Secondly, it means that the money goes directly to the people who need it – bypassing the bureaucracy and corruption that can compromise traditional methods of charity.
Moreover, Microloans are never lent to individuals without first providing them with the expertise and training to build business plan that is likely to succeed, and such projects are even monitored.
Yunus’ interest in the scheme was aroused by the conditions of the poor in his country who, despite their entrepreneurial instinct, lacked the means of translating their desires into reality.
Thus, in 1974, Yunus led his students on a field trip to a poor village. They interviewed a woman who made bamboo stools, and learnt that she had to borrow the equivalent of 15 pence to buy raw bamboo for each stool made. After repaying the middleman, sometimes at rates as high as 10 per cent a week, she was left with a penny profit margin. Had she been able to borrow at more advantageous rates, she would have been able to amass an economic cushion and raise herself above subsistence level, Yunus thought.
Realising that there must be something terribly wrong with the economics he was teaching, Yunus took matters into his own hands, and from his own pocket lent $27 to 42 basket-weavers in nearby town of Jobra. He found that it was possible with this tiny amount not only to help them survive, but also to create the spark of personal initiative and enterprise necessary to pull themselves out of poverty.
Against the advice of banks and government, Yunus carried on giving out ‘microloans’, and in 1983 formed the Grameen Bank, meaning ‘village bank’ founded on principles of trust and solidarity.
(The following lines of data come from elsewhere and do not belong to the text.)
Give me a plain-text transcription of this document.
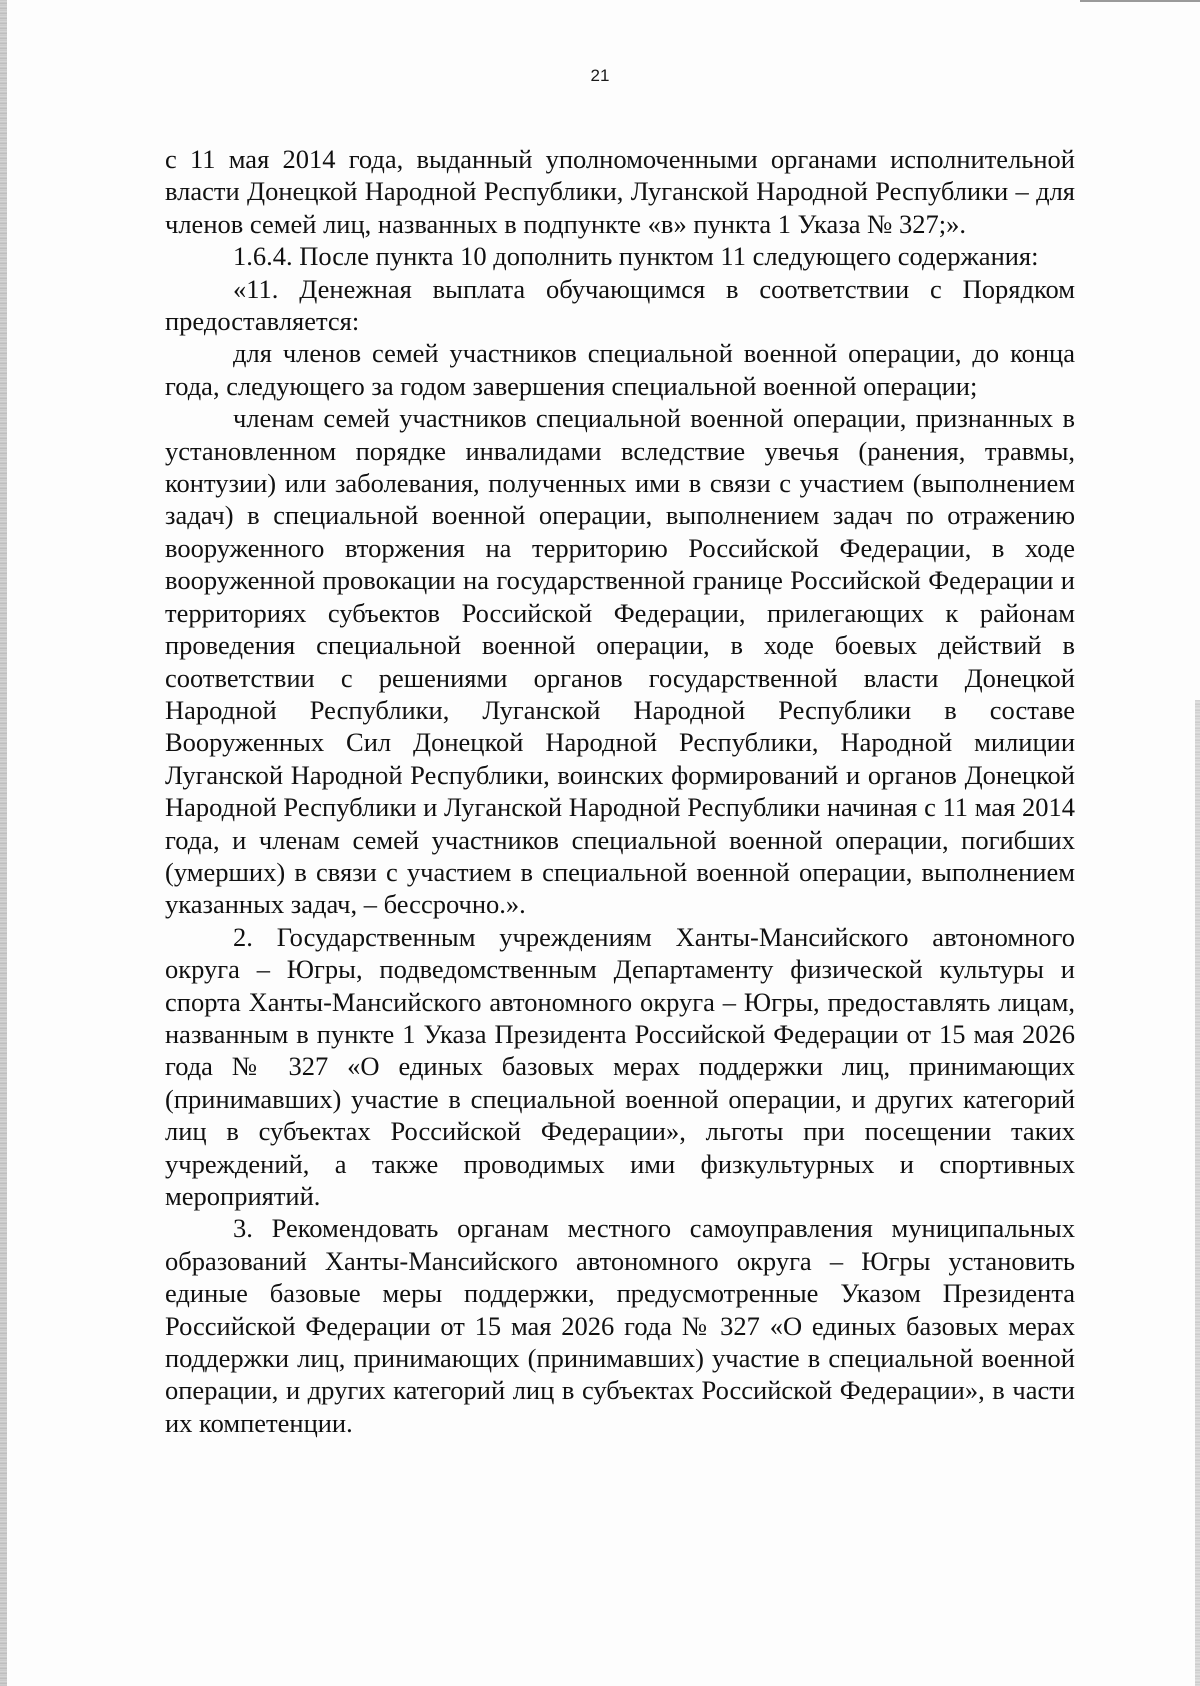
21

с 11 мая 2014 года, выданный уполномоченными органами исполнительной власти Донецкой Народной Республики, Луганской Народной Республики – для членов семей лиц, названных в подпункте «в» пункта 1 Указа № 327;».

1.6.4. После пункта 10 дополнить пунктом 11 следующего содержания:

«11. Денежная выплата обучающимся в соответствии с Порядком предоставляется:

для членов семей участников специальной военной операции, до конца года, следующего за годом завершения специальной военной операции;

членам семей участников специальной военной операции, признанных в установленном порядке инвалидами вследствие увечья (ранения, травмы, контузии) или заболевания, полученных ими в связи с участием (выполнением задач) в специальной военной операции, выполнением задач по отражению вооруженного вторжения на территорию Российской Федерации, в ходе вооруженной провокации на государственной границе Российской Федерации и территориях субъектов Российской Федерации, прилегающих к районам проведения специальной военной операции, в ходе боевых действий в соответствии с решениями органов государственной власти Донецкой Народной Республики, Луганской Народной Республики в составе Вооруженных Сил Донецкой Народной Республики, Народной милиции Луганской Народной Республики, воинских формирований и органов Донецкой Народной Республики и Луганской Народной Республики начиная с 11 мая 2014 года, и членам семей участников специальной военной операции, погибших (умерших) в связи с участием в специальной военной операции, выполнением указанных задач, – бессрочно.».

2. Государственным учреждениям Ханты-Мансийского автономного округа – Югры, подведомственным Департаменту физической культуры и спорта Ханты-Мансийского автономного округа – Югры, предоставлять лицам, названным в пункте 1 Указа Президента Российской Федерации от 15 мая 2026 года № 327 «О единых базовых мерах поддержки лиц, принимающих (принимавших) участие в специальной военной операции, и других категорий лиц в субъектах Российской Федерации», льготы при посещении таких учреждений, а также проводимых ими физкультурных и спортивных мероприятий.

3. Рекомендовать органам местного самоуправления муниципальных образований Ханты-Мансийского автономного округа – Югры установить единые базовые меры поддержки, предусмотренные Указом Президента Российской Федерации от 15 мая 2026 года № 327 «О единых базовых мерах поддержки лиц, принимающих (принимавших) участие в специальной военной операции, и других категорий лиц в субъектах Российской Федерации», в части их компетенции.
In Bangladesh today, Grameen has 1,084 branches, with 12,500 staff serving 2.1 million borrowers in 37,000 villages.
On any working day, Grameen collects an average of $1.5 million in weekly instalments. Of the borrowers, 94 per cent are women, and over 98 percent of the loans are paid back, a recovery rate higher than any other banking system.
Grameen methods are applied in projects in 58 countries, including the United States (U.S.), Canada, France, The Netherlands and Norway.
Today, Yunus runs Bangladesh’s Grameen Bank, a leading advocate for the world’s poor that has lent more than $5.1 billion to 5.3 million people. The bank is built on Yunus’ conviction that poor people can be both reliable borrowers and avid entrepreneurs. It even includes a project called Struggling Members Programme that serves 55,000 beggars. Under Yunus, Grameen has spread the idea of microcredit throughout Bangladesh, southern Asia, and the rest of the developing world.
People see microfinance as a viable commercial activity that can increase access to investment capital for the working poor.
With Yunus’ experiment, millions of people around the world today have been liberated from economic slavery. Jobs have been created, families uplifted and standard of living improved remarkably.
According to Yunus, “At first, I didn’t think that what I did had any significance in a broader context.”
However, the scheme keeps expanding in scale, and Yunus has grown intimately familiar with the unbearable dimensions of global poverty. As many as 1.2 billion people around the planet lack access to basic necessities, he explains, and microfinance could be their pathway out of despair. In 1997, only about 7.6 million families had been served by microcredit worldwide, according to the 2005 State of the Microcredit Summit Campaign Report.
As of December 31, 2004, some 3,200 microcredit institutions reported reaching more than 92 million clients, according to the report. Almost 73 per cent of them were living in dire poverty at the time of their first loan. “Yunus and Grameen have taken a first step, which has inspired others to take a look at microfinance as a business,” says John Tucker, deputy director of the microfinance unit at the United Nations Capital Development Fund.